Como parte del esfuerzo mundial por mitigar los efectos del cambio climático, muchos gobiernos están buscando soluciones basadas en la naturaleza para reducir sus emisiones de gases de efecto invernadero y cumplir los compromisos contraídos en el acuerdo de París sobre el cambio climático.

El pasado 9 de abril, Chile presentó la actualización de sus contribuciones nacionales determinadas (NDC, por su sigla en inglés), en las que se integró a las turberas como uno de los objetos de conservación. Las NDC son compromisos que toma cada país para evitar que la temperatura del planeta aumente y para fortalecer la capacidad de adaptación a los efectos adversos del cambio climático.

Específicamente, los compromisos asumidos en relación con estos ecosistemas fueron tres: la realización de un inventario nacional de humedales y turberas para 2025; el desarrollo de indicadores para la evaluación de su capacidad de adaptación o mitigación al cambio climático al 2030; y la implementación de acciones para potenciar sus beneficios en cinco áreas protegidas del país. Estos compromisos significan un gran paso para Chile en la protección de estos importantes y amenazados hábitats.

Según la Convención sobre Humedales Ramsar, las turberas son un tipo de humedal de zonas de clima frío a frío-templado, que cubren aproximadamente el 3% de la superficie del planeta y que, al mantenerse húmedos, almacenan más carbono que todos los bosques de la Tierra. De ser intervenidas (secadas por escasez de lluvias, por el aumento de temperatura o por su extracción deliberada), las turberas se degradan liberando el carbono secuestrado a la atmósfera. Así, asegurando su salud, pueden mantener la capacidad para absorber carbono y prevenir el aumento de las emisiones de gases con efecto invernadero.

En Chile, según un reciente estudio del programa Austral Patagonia de la Universidad Austral, las turberas se concentran principalmente en la Patagonia, cubriendo aproximadamente 3,2 millones de hectáreas. El 63% de ellas está dentro de áreas protegidas del Estado, quedando 1,18 millones de hectáreas sin resguardo. Fuera de parques y reservas, las turberas quedan expuestas y amenazadas por la extracción minera, ya que en nuestro país son consideradas “sustancia fósil”, regidas por el código minero y, por lo tanto, susceptibles de ser concesionadas y explotadas.

Bajo esta lógica, en 2017 se extrajeron 4.383 toneladas de turbas sólo en la Región de Magallanes, según el informe de la Mesa de Cambio de Uso de Suelo de la COP25. Luego de ser extraída, la turba seca se usa como combustible, sustrato para cultivos, filtro de aguas, aislante térmico y como absorbente, entre otros.

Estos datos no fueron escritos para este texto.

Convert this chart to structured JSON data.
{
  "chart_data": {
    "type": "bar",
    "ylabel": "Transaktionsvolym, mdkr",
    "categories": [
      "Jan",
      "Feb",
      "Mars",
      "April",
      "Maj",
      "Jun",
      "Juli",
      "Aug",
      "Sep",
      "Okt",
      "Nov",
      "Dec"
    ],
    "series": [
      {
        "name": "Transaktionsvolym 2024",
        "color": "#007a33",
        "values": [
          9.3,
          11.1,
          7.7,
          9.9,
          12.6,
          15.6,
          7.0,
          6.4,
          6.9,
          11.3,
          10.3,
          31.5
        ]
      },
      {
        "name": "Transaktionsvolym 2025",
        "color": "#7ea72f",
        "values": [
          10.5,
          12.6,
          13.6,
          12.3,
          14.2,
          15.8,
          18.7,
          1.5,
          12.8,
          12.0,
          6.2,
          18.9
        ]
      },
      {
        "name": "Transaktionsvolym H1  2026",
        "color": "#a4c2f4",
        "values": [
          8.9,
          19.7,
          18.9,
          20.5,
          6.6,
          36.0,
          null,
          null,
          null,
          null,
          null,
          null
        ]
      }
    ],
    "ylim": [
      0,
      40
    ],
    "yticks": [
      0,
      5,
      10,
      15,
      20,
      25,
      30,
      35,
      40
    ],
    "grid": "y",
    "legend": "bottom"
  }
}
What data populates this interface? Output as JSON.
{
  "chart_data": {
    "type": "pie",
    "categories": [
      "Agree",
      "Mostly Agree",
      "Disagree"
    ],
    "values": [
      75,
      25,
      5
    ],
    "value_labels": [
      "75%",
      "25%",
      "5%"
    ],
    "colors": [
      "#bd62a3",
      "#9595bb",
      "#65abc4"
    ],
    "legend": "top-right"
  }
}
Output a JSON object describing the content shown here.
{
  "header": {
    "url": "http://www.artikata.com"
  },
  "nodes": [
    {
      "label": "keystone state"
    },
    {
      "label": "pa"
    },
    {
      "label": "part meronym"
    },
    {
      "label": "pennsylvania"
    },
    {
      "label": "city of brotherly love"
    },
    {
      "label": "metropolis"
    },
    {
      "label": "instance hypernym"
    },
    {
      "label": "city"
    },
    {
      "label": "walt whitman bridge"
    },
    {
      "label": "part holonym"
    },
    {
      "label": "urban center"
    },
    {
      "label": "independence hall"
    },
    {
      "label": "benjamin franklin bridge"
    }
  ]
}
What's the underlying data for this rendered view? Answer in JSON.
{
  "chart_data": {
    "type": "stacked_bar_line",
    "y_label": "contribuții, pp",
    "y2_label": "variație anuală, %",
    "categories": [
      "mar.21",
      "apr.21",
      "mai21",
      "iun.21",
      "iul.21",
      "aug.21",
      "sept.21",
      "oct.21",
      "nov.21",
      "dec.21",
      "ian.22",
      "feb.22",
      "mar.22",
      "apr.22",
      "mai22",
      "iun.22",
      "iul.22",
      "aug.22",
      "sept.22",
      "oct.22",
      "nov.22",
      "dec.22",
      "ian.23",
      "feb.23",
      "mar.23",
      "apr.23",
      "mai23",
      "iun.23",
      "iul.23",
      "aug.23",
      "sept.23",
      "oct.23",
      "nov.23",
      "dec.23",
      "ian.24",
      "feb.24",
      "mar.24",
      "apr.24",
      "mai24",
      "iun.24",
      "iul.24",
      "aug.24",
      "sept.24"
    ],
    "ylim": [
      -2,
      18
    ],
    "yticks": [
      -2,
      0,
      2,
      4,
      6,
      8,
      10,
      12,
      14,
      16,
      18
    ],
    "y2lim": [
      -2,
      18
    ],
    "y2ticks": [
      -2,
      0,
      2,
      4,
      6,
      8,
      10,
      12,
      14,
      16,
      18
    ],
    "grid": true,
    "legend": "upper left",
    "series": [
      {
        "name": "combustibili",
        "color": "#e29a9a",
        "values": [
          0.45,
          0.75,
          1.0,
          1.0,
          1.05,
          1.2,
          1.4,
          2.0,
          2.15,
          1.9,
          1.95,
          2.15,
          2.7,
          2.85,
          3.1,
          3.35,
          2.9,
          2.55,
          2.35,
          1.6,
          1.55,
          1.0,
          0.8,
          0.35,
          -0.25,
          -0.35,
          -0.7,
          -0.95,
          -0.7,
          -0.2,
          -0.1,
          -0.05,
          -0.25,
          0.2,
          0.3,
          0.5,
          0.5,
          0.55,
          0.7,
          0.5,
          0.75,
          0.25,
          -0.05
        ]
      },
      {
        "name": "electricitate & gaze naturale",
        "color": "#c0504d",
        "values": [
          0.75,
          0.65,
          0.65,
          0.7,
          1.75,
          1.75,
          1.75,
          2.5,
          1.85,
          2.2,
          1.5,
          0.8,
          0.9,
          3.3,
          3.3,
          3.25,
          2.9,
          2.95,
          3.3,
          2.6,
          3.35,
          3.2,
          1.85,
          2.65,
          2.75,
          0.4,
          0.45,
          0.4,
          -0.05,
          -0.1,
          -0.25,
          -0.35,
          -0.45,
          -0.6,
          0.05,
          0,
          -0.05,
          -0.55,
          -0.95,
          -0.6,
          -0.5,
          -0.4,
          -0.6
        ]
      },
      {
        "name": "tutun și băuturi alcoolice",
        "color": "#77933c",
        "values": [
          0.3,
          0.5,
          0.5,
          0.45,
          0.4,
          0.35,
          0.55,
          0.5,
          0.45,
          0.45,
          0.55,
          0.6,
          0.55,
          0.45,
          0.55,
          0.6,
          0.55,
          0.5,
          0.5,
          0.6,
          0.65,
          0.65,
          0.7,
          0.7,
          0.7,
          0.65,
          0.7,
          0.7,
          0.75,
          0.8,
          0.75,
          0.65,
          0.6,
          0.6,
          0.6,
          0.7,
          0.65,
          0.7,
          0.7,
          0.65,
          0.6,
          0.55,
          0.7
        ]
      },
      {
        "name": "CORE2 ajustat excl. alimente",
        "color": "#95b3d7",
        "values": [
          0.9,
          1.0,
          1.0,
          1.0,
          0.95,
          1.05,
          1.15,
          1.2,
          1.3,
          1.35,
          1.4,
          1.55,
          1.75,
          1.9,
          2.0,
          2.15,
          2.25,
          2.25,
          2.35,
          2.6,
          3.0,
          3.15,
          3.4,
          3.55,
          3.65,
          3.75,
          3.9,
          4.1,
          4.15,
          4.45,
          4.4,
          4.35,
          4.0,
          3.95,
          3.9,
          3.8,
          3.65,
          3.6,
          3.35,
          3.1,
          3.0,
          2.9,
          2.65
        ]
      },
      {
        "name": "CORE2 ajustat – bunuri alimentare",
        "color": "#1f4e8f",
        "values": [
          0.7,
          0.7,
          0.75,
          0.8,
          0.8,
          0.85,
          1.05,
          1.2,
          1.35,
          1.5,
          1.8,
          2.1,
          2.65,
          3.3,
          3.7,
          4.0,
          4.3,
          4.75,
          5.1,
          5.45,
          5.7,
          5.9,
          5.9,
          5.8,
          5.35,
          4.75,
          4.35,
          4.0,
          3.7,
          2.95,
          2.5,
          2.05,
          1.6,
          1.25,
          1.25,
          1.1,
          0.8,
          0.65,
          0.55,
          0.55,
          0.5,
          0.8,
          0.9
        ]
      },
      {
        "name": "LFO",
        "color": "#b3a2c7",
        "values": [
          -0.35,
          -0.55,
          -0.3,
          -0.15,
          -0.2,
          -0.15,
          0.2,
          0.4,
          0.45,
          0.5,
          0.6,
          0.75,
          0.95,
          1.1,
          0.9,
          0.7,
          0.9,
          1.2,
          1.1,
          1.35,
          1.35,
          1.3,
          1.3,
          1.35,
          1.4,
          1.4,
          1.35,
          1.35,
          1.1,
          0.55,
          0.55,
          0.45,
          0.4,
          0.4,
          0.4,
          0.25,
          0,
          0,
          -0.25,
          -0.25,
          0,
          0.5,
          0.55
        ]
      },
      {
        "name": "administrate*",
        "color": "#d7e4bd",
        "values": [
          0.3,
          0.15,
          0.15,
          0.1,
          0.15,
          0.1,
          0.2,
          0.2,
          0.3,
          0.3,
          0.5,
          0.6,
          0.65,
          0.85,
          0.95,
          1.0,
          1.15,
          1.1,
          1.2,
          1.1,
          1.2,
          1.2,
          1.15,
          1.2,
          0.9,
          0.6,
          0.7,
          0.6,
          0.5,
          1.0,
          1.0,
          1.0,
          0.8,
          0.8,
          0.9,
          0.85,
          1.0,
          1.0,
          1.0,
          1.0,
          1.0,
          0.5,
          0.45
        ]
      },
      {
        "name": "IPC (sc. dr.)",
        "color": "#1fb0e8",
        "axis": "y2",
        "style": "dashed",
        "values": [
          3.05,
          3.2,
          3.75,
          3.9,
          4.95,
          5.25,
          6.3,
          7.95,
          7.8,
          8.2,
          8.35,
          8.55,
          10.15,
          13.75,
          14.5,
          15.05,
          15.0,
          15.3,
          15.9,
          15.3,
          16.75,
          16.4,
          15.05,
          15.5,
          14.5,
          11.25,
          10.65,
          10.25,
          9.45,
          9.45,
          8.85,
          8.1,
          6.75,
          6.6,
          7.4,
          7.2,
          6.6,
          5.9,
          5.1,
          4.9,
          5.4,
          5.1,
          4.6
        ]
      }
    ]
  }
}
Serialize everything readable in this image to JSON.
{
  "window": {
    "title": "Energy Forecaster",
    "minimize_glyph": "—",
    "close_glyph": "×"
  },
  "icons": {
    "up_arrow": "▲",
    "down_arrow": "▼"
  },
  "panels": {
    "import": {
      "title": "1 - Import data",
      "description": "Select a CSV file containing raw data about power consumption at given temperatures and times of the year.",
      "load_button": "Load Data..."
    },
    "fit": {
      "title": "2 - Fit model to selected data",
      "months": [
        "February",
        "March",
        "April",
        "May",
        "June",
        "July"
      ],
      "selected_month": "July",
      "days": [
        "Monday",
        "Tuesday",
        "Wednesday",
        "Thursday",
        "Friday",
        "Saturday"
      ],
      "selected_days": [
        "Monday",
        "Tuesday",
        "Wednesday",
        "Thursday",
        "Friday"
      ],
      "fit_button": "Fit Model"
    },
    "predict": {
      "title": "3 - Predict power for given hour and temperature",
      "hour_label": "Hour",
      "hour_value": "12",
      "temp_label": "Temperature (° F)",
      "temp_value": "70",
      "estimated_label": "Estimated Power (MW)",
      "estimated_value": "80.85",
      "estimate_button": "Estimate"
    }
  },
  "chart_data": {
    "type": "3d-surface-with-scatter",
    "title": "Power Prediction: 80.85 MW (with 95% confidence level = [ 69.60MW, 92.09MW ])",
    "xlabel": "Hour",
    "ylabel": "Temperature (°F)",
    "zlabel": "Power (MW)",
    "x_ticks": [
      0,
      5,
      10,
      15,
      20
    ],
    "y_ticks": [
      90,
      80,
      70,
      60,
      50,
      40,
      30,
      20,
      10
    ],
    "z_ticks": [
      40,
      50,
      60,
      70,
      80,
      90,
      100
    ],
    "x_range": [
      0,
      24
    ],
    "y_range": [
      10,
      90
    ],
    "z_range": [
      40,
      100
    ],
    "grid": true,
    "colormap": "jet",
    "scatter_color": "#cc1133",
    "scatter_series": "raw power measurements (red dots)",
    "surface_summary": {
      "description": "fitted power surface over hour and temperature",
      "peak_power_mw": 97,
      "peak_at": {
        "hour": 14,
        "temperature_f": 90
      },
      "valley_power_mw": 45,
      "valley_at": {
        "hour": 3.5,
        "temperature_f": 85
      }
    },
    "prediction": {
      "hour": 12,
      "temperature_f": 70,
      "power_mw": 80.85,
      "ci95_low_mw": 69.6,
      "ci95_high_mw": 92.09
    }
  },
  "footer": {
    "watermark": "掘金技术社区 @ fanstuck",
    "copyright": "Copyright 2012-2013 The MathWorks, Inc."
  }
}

La inclusión de las turberas en las NDC de Chile refleja su importancia ecológica y puede ser el primer paso para un reconocimiento mucho mayor por parte del Estado. Las acciones venideras debieran incluir el retiro de su regulación desde código minero y la integración a áreas públicas o privadas de conservación de aquellas que se encuentren fuera de parques y reservas. Así se las podrá proteger como lo que realmente son: una solución que nos entrega la propia naturaleza para mitigar los efectos del calentamiento global.

* Francisco Solís Germani dirige el trabajo de The Pew Charitable Trusts en la Patagonia chilena.